O jornalista Gilberto
Dimenstein e o educador Rubem Alves.
"Quando a escola vinha com isso, dizendo que eu tinha que saber os afluentes do Tocantins, do Amazonas, eu só dizia assim: Eu não consigo. Depois de uma certa idade foi que descobri que quando eu falava não consigo, tinha uma voz dizendo, mas por que deveria conseguir? (...) Fui descobrir que não conseguia por que aquilo não tinha significado." (Gilberto Dimenstein)
Que então fique claro, o mais rapidamente possível, que tanto Dimenstein quanto Rubem Alves falam a respeito de suas trajetórias como estudantes ao longo de todo o livro e, ressaltam que tiveram dificuldades em lidar com a escola, o que lhes causava arrepios ao acordar todos os dias pela manhã e ter que trilhar os caminhos que os levavam a suas escolas.
Em suas falas, nesse diálogo estendido e transformado em livro, fica claro que a escola não foi capaz em momento algum de seduzi-los, conquistá-los, fazê-los se sentir à vontade, produzir e realizar dentro daquilo que poderiam...
A escola lhes parecia apenas mais um compromisso a ser cumprido, como um remédio amargo a ser engolido quando o corpo carrega uma moléstia qualquer. Sabiam que precisavam dela, mas não conseguiam criar um laço de conexão que unisse os "conhecimentos" aprendidos na sala de aula ao mundo exterior.

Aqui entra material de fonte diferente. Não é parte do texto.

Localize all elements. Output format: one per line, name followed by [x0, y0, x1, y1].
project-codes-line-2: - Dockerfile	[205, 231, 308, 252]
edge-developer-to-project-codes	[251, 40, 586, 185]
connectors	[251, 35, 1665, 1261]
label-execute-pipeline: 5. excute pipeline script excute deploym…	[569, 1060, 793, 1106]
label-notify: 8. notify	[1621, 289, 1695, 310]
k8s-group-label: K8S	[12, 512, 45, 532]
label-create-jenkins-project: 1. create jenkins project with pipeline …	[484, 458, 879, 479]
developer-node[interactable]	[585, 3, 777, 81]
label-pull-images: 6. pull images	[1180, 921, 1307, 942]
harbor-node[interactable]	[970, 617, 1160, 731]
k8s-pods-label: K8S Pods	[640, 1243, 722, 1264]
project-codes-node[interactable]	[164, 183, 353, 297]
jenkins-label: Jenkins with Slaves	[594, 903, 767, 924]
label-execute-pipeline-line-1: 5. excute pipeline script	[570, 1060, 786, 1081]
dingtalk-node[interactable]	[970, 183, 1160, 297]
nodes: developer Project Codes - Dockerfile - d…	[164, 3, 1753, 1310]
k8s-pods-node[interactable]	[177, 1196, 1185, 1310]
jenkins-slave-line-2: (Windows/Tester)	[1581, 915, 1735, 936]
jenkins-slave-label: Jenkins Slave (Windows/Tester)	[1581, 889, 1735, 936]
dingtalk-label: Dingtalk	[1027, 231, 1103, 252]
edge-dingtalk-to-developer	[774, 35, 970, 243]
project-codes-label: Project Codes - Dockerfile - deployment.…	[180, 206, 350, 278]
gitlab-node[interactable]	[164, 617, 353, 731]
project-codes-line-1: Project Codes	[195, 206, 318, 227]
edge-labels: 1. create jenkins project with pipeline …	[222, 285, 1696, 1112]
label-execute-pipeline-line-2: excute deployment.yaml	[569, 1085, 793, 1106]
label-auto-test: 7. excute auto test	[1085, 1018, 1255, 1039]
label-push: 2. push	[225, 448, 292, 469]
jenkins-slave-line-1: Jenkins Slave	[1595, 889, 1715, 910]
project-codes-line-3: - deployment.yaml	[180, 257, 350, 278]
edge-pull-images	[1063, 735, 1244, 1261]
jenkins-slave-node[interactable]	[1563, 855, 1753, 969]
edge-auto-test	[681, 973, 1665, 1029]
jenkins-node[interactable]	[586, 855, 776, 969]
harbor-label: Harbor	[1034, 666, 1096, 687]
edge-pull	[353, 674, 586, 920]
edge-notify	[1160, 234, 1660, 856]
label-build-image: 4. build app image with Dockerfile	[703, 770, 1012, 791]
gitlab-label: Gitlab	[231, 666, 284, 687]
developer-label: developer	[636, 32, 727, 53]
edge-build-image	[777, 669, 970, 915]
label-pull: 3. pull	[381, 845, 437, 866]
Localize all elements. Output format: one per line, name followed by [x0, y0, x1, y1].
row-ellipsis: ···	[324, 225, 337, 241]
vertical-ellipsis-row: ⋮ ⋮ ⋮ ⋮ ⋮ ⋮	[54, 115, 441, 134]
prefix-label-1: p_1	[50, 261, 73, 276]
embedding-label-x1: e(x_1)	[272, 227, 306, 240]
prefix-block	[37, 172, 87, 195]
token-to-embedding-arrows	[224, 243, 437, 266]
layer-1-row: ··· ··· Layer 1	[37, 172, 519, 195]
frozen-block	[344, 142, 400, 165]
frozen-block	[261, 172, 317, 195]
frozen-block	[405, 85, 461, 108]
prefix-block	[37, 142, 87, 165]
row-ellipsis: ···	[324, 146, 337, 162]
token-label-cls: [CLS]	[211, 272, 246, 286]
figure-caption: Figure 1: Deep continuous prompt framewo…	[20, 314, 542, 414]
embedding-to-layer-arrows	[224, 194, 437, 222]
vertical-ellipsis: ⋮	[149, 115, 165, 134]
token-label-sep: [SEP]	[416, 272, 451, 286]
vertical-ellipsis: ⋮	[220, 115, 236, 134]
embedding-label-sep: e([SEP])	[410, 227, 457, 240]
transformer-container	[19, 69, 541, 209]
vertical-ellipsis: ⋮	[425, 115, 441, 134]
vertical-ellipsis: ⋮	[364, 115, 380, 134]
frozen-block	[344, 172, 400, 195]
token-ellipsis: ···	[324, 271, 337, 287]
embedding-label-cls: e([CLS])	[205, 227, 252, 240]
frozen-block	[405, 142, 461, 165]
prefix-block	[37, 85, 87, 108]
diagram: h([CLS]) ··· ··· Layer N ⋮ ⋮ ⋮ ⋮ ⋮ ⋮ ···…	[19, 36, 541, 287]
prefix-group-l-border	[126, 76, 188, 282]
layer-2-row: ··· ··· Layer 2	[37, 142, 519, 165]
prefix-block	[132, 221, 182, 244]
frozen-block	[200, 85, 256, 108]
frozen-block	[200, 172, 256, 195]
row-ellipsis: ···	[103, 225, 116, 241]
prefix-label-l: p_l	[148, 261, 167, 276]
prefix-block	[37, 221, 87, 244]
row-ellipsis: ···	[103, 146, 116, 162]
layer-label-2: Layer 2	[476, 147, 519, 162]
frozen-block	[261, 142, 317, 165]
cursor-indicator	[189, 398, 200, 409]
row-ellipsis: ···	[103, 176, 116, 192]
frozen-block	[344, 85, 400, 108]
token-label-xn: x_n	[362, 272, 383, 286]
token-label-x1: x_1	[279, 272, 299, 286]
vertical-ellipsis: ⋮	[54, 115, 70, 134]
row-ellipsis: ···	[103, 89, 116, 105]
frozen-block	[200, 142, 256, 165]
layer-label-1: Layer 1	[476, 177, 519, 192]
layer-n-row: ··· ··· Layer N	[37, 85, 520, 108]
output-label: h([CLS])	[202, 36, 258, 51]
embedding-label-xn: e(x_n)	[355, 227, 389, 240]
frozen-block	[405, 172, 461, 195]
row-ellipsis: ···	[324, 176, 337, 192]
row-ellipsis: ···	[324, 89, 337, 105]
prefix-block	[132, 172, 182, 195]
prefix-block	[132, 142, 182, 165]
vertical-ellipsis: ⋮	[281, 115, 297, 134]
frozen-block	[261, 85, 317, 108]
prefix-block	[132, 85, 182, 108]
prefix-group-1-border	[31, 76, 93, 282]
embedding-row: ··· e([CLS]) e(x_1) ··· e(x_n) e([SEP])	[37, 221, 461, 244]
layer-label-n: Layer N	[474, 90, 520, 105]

Não vivenciavam essa experiência como a do homem apaixonado, que a todo instante quer estar com a mulher amada, curtindo intensamente todos os momentos; não percebiam a relação que tinham com as aulas como aquela que permite transcender, viajar para mundos nunca antes visitados por outro ser humano, transpor barreiras e voar, como Ícaro e suas asas de cera, em direção ao infinito...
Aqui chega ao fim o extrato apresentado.